Besonders im B2B-Bereich empfiehlt sich außerdem, Metadaten in Exportdateien zu prüfen. Tools wie ExifTool zeigen, welche KI-Signatur ein Bild trägt. Manche Kunden und Verlage verlangen mittlerweile einen Nachweis über die Herkunft von Bilddateien.
Workflow-Tipps für CGI-Creator 2026
Ein rechtssicherer Workflow beginnt nicht beim Export, sondern beim Projekt-Setup. Folgende Strukturierung hat sich in der Praxis bewährt:
- Asset-Protokoll anlegen: Für jedes KI-generierte Bild Tool, Modellversion, Prompt und Datum festhalten. Das dauert 30 Sekunden und schützt im Streitfall.
- Nachbearbeitung dokumentieren: Screenshots oder Versionsstände aus der Bildbearbeitung sichern, um den menschlichen Gestaltungsbeitrag nachzuweisen.
- Vertragsklauseln anpassen: Auftragsverträge sollten explizit regeln, ob und in welchem Umfang KI-Tools eingesetzt werden, und wer die Lizenzverantwortung trägt.
- Plattform-Updates verfolgen: Nutzungsbedingungen ändern sich. Midjourney hat die Freemium-Nutzung bereits mehrfach eingeschränkt.
Die EU-KI-Verordnung als Rahmen
Die EU-KI-Verordnung, die seit 2024 schrittweise in Kraft tritt, enthält Kennzeichnungspflichten für KI-generierte Inhalte, die im öffentlichen Raum oder in Medien eingesetzt werden. Für Creator bedeutet das konkret: Wer KI-Bilder in Werbekampagnen, redaktionellen Beiträgen oder Social-Media-Posts veröffentlicht, muss das in absehbarer Zeit transparent machen. Die genauen Schwellenwerte und Ausnahmen lassen sich auf den Seiten des Bundesministeriums des Innern sowie über offizielle EU-Quellen nachverfolgen, da die nationalen Umsetzungsmaßnahmen noch im Fluss sind.

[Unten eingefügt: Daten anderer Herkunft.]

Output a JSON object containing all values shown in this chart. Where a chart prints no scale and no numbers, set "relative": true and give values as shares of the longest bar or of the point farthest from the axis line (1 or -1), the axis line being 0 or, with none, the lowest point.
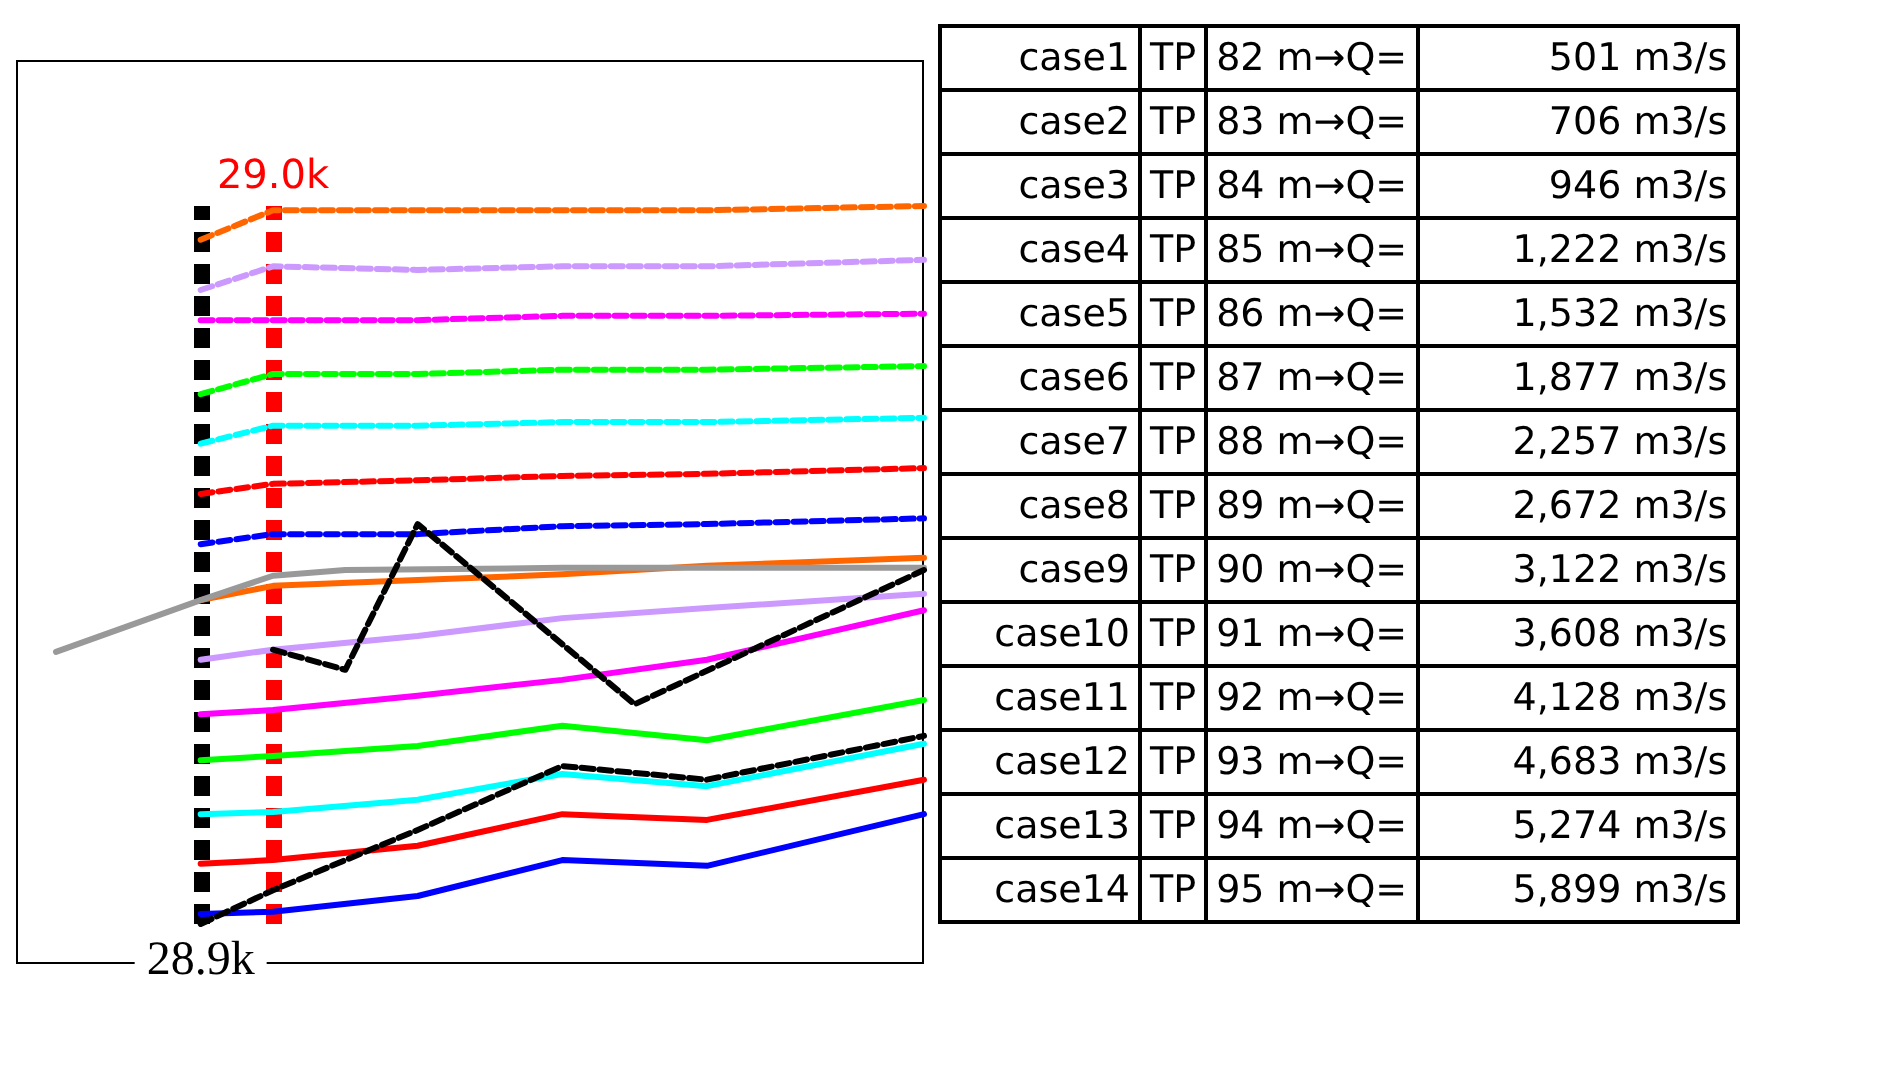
{
  "chart_data": {
    "type": "line",
    "relative": true,
    "tick_labels": false,
    "grid": false,
    "marker": "none",
    "categories": [
      null,
      null,
      "28.9k",
      "29.0k",
      null,
      null,
      null,
      null,
      null,
      null,
      null,
      null,
      null
    ],
    "series": [
      {
        "color": "#ff6600",
        "line_style": "dashed",
        "values": [
          null,
          null,
          0.953,
          0.994,
          null,
          0.994,
          null,
          0.994,
          null,
          0.994,
          null,
          null,
          1.0
        ]
      },
      {
        "color": "#cc99ff",
        "line_style": "dashed",
        "values": [
          null,
          null,
          0.883,
          0.916,
          null,
          0.911,
          null,
          0.916,
          null,
          0.916,
          null,
          null,
          0.925
        ]
      },
      {
        "color": "#ff00ff",
        "line_style": "dashed",
        "values": [
          null,
          null,
          0.841,
          0.841,
          null,
          0.841,
          null,
          0.847,
          null,
          0.847,
          null,
          null,
          0.85
        ]
      },
      {
        "color": "#00ff00",
        "line_style": "dashed",
        "values": [
          null,
          null,
          0.738,
          0.766,
          null,
          0.766,
          null,
          0.772,
          null,
          0.772,
          null,
          null,
          0.777
        ]
      },
      {
        "color": "#00ffff",
        "line_style": "dashed",
        "values": [
          null,
          null,
          0.669,
          0.694,
          null,
          0.694,
          null,
          0.699,
          null,
          0.699,
          null,
          null,
          0.705
        ]
      },
      {
        "color": "#ff0000",
        "line_style": "dashed",
        "values": [
          null,
          null,
          0.599,
          0.613,
          null,
          0.618,
          null,
          0.624,
          null,
          0.627,
          null,
          null,
          0.635
        ]
      },
      {
        "color": "#0000ff",
        "line_style": "dashed",
        "values": [
          null,
          null,
          0.529,
          0.543,
          null,
          0.543,
          null,
          0.554,
          null,
          0.557,
          null,
          null,
          0.565
        ]
      },
      {
        "color": "#ff6600",
        "line_style": "solid",
        "values": [
          null,
          null,
          0.451,
          0.471,
          null,
          0.479,
          null,
          0.487,
          null,
          0.499,
          null,
          null,
          0.51
        ]
      },
      {
        "color": "#cc99ff",
        "line_style": "solid",
        "values": [
          null,
          null,
          0.368,
          0.382,
          null,
          0.401,
          null,
          0.426,
          null,
          0.44,
          null,
          null,
          0.46
        ]
      },
      {
        "color": "#ff00ff",
        "line_style": "solid",
        "values": [
          null,
          null,
          0.292,
          0.298,
          null,
          0.318,
          null,
          0.34,
          null,
          0.368,
          null,
          null,
          0.437
        ]
      },
      {
        "color": "#00ff00",
        "line_style": "solid",
        "values": [
          null,
          null,
          0.228,
          0.234,
          null,
          0.248,
          null,
          0.276,
          null,
          0.256,
          null,
          null,
          0.312
        ]
      },
      {
        "color": "#00ffff",
        "line_style": "solid",
        "values": [
          null,
          null,
          0.153,
          0.156,
          null,
          0.173,
          null,
          0.209,
          null,
          0.192,
          null,
          null,
          0.251
        ]
      },
      {
        "color": "#ff0000",
        "line_style": "solid",
        "values": [
          null,
          null,
          0.084,
          0.089,
          null,
          0.109,
          null,
          0.153,
          null,
          0.145,
          null,
          null,
          0.201
        ]
      },
      {
        "color": "#0000ff",
        "line_style": "solid",
        "values": [
          null,
          null,
          0.014,
          0.017,
          null,
          0.039,
          null,
          0.089,
          null,
          0.081,
          null,
          null,
          0.153
        ]
      },
      {
        "color": "#999999",
        "line_style": "solid",
        "values": [
          0.379,
          null,
          0.451,
          0.485,
          0.493,
          null,
          null,
          0.496,
          null,
          null,
          null,
          null,
          0.496
        ]
      },
      {
        "color": "#000000",
        "line_style": "dashed",
        "values": [
          null,
          null,
          null,
          0.382,
          0.354,
          0.557,
          null,
          null,
          0.306,
          null,
          null,
          null,
          0.493
        ]
      },
      {
        "color": "#000000",
        "line_style": "dashed",
        "values": [
          null,
          null,
          0.0,
          0.047,
          null,
          0.131,
          null,
          0.22,
          null,
          0.201,
          null,
          null,
          0.262
        ]
      }
    ],
    "ref_lines": [
      {
        "axis": "x",
        "value": "28.9k",
        "color": "#000000",
        "line_style": "dashed"
      },
      {
        "axis": "x",
        "value": "29.0k",
        "color": "#ff0000",
        "line_style": "dashed"
      }
    ],
    "annotations": [
      "case1 TP 82 m→Q= 501 m3/s",
      "case2 TP 83 m→Q= 706 m3/s",
      "case3 TP 84 m→Q= 946 m3/s",
      "case4 TP 85 m→Q= 1,222 m3/s",
      "case5 TP 86 m→Q= 1,532 m3/s",
      "case6 TP 87 m→Q= 1,877 m3/s",
      "case7 TP 88 m→Q= 2,257 m3/s",
      "case8 TP 89 m→Q= 2,672 m3/s",
      "case9 TP 90 m→Q= 3,122 m3/s",
      "case10 TP 91 m→Q= 3,608 m3/s",
      "case11 TP 92 m→Q= 4,128 m3/s",
      "case12 TP 93 m→Q= 4,683 m3/s",
      "case13 TP 94 m→Q= 5,274 m3/s",
      "case14 TP 95 m→Q= 5,899 m3/s"
    ]
  }
}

Wer sich grundlegend über das Zusammenspiel von Urheberrecht und digitalen Technologien informieren möchte, findet auf der Wikipedia-Seite zum Urheberrecht einen soliden Einstieg in die rechtlichen Grundbegriffe, bevor es in die Tiefen der plattformspezifischen Lizenzbedingungen geht.
Fazit: Struktur schlägt Bauchgefühl
KI-Bilder sparen Zeit und erweitern kreative Möglichkeiten erheblich. Aber der Einsatz ohne klaren Workflow ist ein kalkuliertes Risiko. Wer Lizenzfragen ignoriert, Wasserzeichen-Regeln missachtet und keine Dokumentation führt, wird früher oder später mit einem Projekt in Erklärungsnot geraten. CGI-Creator, die 2026 professionell aufgestellt sein wollen, behandeln rechtliche Grundlagen nicht als Bremse, sondern als Teil der Produktionsqualität.